I learned about listening is the language modality that is used most frequently. It has
been estimated that adults spend almost half their communication time
listening, and students may receive as much as 90% of their in-school
information through listening to instructors and to one another. Often,
however, language learners do not recognize the level of effort that
goes into developing listening ability.
Far from passively receiving and recording aural input, listeners
actively involve themselves in the interpretation of what they hear,
bringing their own background knowledge and linguistic knowledge to bear
on the information contained in the aural text. Not all listening is
the same; casual greetings, for example, require a different sort of
listening capability than do academic lectures.
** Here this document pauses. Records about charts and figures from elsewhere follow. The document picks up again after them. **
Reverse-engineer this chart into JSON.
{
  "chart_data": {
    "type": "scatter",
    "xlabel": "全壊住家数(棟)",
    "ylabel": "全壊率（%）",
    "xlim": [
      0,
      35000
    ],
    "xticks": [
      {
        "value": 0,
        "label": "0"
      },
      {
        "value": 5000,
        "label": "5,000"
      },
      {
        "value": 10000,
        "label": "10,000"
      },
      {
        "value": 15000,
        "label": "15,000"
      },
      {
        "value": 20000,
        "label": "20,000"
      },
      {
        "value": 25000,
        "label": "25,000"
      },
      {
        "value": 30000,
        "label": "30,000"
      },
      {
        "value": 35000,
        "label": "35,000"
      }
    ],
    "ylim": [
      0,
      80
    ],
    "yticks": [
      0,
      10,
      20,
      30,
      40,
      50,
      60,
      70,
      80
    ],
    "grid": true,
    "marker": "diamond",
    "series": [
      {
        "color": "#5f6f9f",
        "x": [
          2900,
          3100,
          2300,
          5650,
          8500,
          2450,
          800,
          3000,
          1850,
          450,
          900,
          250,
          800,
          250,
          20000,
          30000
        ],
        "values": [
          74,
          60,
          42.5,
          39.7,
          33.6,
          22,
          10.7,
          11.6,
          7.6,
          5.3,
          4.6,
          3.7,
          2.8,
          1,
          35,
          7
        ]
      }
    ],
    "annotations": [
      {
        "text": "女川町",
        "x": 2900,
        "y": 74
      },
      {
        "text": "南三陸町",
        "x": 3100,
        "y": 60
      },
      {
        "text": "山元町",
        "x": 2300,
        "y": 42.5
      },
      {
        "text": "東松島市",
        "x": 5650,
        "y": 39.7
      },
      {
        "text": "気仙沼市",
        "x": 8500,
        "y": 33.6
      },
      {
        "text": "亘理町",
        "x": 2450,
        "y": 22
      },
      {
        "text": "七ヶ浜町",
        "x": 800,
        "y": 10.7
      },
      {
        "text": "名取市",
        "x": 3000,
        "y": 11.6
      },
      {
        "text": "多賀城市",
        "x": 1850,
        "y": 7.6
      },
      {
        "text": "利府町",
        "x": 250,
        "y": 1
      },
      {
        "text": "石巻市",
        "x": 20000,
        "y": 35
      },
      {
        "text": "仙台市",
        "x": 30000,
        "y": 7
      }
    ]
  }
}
Language learning
requires intentional listening that employs strategies for identifying
sounds and making meaning from them.
Listening involves a sender (a person, radio, television), a
message, and a receiver (the listener). Listeners often must process
messages as they come, even if they are still processing what they have
just heard, without backtracking or looking ahead. In addition,
listeners must cope with the sender's choice of vocabulary, structure,
and rate of delivery. The complexity of the listening process is
magnified in second language contexts, where the receiver also has
incomplete control of the language.
To conclusion, Given the importance of listening in language learning and teaching, it
is essential for language teachers to help their students become
effective listeners. In the communicative approach to language teaching,
this means modeling listening strategies and providing listening
practice in authentic situations: those that learners are likely to
encounter when they use the language outside the classroom.